Wednesday, February 10, 2016

7 Things NOT to do when #listening #bethechange

As I continue to explore what it means to be a good listener, I find as with most new endeavors, it's easier to identify what *NOT* to do than what to do. So here's some things NOT to do when trying to listen:

1) Search for the exit.
Sometimes listening is painful. You'd rather stick your finger up your nose, dig out a booger and flick it into the speaker's face than have them say another word. So you distract yourself. Either with technology (break out the phone or tablet!) or the picture show of your mind (this is the perfect time to rehash the intricacies of last night's episode of <insert fav TV show>. But resist this urge. If you are distracted, you aren't listening. Commit to the moment and give the person your full attention.

2) Make it about you.

No one likes a topper. I could make a joke about bottoms right now, but let's not get distracted (Rule #1!). When you trying to convey something awesome to a person, only to have them break in with their own experiences, interpretations, or god forbid, offer advice, it's clear that they think they are the most important part of the conversation. Reversely, (it's a word!), if you want the other person to feel like they are important, just listen without breaking in to superimpose yourself in the conversation. You're basically saying Me! Me! Me! which is pretty damn annoying...

3) Look for a problem.

People who listen only to find problems are half-listeners. They hear most of what you say, but they are really only searching for those triggers that suggest there is a problem they can solve. As with "make it about you", this is when the ego is active in the conversation. The person is trying to feel helpful and important but it's seriously limiting their listening skills.


S: "I've been searching for apartments and...
L: "Oh yeah, apartment searching is wretched. You know what you should do? Get on craigslist and..."


S: I keep getting these headaches. I think I'm drinking too much caffeine. Maybe I should cut back for a week and see if that helps. Have you ever done that? Did it work?
L: You know what you should do? Lavender oil! I love that shit. I rub it on everything.

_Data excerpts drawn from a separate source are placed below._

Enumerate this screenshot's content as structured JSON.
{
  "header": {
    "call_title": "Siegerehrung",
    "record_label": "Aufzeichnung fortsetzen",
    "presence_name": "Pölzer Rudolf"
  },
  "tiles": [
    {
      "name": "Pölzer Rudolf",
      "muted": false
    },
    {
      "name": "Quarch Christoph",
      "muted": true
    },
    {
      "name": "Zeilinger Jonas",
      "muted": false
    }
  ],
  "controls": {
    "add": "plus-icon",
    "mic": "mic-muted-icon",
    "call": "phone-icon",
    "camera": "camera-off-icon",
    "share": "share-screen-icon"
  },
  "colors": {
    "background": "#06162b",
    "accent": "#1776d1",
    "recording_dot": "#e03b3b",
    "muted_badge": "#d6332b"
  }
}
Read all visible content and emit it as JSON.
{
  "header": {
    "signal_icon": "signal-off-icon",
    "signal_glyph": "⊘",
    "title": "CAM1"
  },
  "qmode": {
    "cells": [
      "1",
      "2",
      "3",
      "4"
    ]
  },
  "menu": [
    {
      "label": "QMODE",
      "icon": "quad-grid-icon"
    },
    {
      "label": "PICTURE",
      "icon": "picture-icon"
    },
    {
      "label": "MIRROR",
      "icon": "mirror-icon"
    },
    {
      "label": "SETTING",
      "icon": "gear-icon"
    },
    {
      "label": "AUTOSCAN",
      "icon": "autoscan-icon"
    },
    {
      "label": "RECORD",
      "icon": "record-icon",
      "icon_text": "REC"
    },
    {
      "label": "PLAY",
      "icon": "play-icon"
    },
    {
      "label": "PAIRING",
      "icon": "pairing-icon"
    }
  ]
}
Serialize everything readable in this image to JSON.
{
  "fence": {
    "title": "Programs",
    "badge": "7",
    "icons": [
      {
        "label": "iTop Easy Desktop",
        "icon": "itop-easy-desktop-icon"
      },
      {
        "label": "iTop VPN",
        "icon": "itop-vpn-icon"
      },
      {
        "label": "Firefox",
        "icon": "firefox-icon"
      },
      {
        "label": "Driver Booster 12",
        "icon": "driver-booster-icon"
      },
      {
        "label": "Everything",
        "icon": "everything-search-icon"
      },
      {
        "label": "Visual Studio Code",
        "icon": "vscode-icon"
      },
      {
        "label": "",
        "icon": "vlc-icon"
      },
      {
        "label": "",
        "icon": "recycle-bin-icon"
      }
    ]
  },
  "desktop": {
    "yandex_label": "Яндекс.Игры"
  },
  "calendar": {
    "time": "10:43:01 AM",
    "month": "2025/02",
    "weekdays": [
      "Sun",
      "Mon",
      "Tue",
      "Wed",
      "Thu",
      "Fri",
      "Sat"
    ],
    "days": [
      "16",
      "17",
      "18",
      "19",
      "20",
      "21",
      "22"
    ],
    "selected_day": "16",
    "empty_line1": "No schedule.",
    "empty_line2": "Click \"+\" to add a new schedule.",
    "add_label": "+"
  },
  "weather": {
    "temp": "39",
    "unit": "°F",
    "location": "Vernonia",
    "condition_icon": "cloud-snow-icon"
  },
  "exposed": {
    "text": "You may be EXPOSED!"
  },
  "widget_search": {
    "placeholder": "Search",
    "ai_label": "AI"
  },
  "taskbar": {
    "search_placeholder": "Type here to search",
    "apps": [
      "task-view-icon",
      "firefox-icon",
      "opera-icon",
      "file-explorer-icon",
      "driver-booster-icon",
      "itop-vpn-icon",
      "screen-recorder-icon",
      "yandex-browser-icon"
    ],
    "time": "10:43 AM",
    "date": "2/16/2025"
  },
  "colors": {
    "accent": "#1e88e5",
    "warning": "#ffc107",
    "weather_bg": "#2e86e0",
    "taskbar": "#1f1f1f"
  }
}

I bet it will help caffeine headaches too.

In both cases, the listener only took away a small portion what was said and in fact, were less helpful than if they had been actually listening.

4)  Interrupt them while they're speaking.
Interrupting is another way of saying you couldn't care less and are definitely not listening. You might as well just say "so you're boring the hell out of me right now and I've just been thinking about other stuff to entertain myself and I want to talk about that stuff instead." K! Thanks! 


And definitely not listening.

5) Become defensive.

Sometimes in conversation, criticism happens. And while no one likes to be criticized, it's important to note that our default reaction is to become defensive and argue on our behalf. However, you can't listen AND defend. So if at all possible, try to detach emotionally and listen to the criticism. It helps me to pretend they are criticizing someone else--not me. That way, even if it is being poorly delivered, if there is something valuable and constructive in the remarks I can take that away from the conversation. 

6) Listen--only to form counterarguments.
If we hear something we don't like or agree with, immediately want to refute the claim. This may not be about us (as in example 5) but about broader ideas, topics, events, etc. And so when people express opinions different than our own, we are very quick to try and prove why they are wrong to believe so. However, the moment you begin to reject their ideas and form your counterargument is the moment you stop listening. This means you might miss whole sections (very important sections of their argument) and launch a disagreement that wasn't even necessary.

7) Become a zealot.
I'm going to tell you straight up, I'm guilty of this. Every time I discover some awesome new thing, I tend to sing its praises from the mountain tops. Listening has been no different. Thankfully, I have not yet grabbed any of my friends, shaken them, and declared them to be bad listeners (yet), but the urge is strong!

The problem is that the more I study listening, the more I practice listening, the more I realize how absolutely terrible people are at it, which automatically provokes a strong reaction in certain contexts.

But hopefully, I'll *let go* (last month's power still hard at work! ;) of this impulse and see the value of observing rather than correcting.

1 comment:

  1. I know this breaks rule number 2 but if you find me breaking good listening skills, I will be happy to take criticism and guidance.
    The last two months of blogs have been more helpful than you know. Thank you for sharing.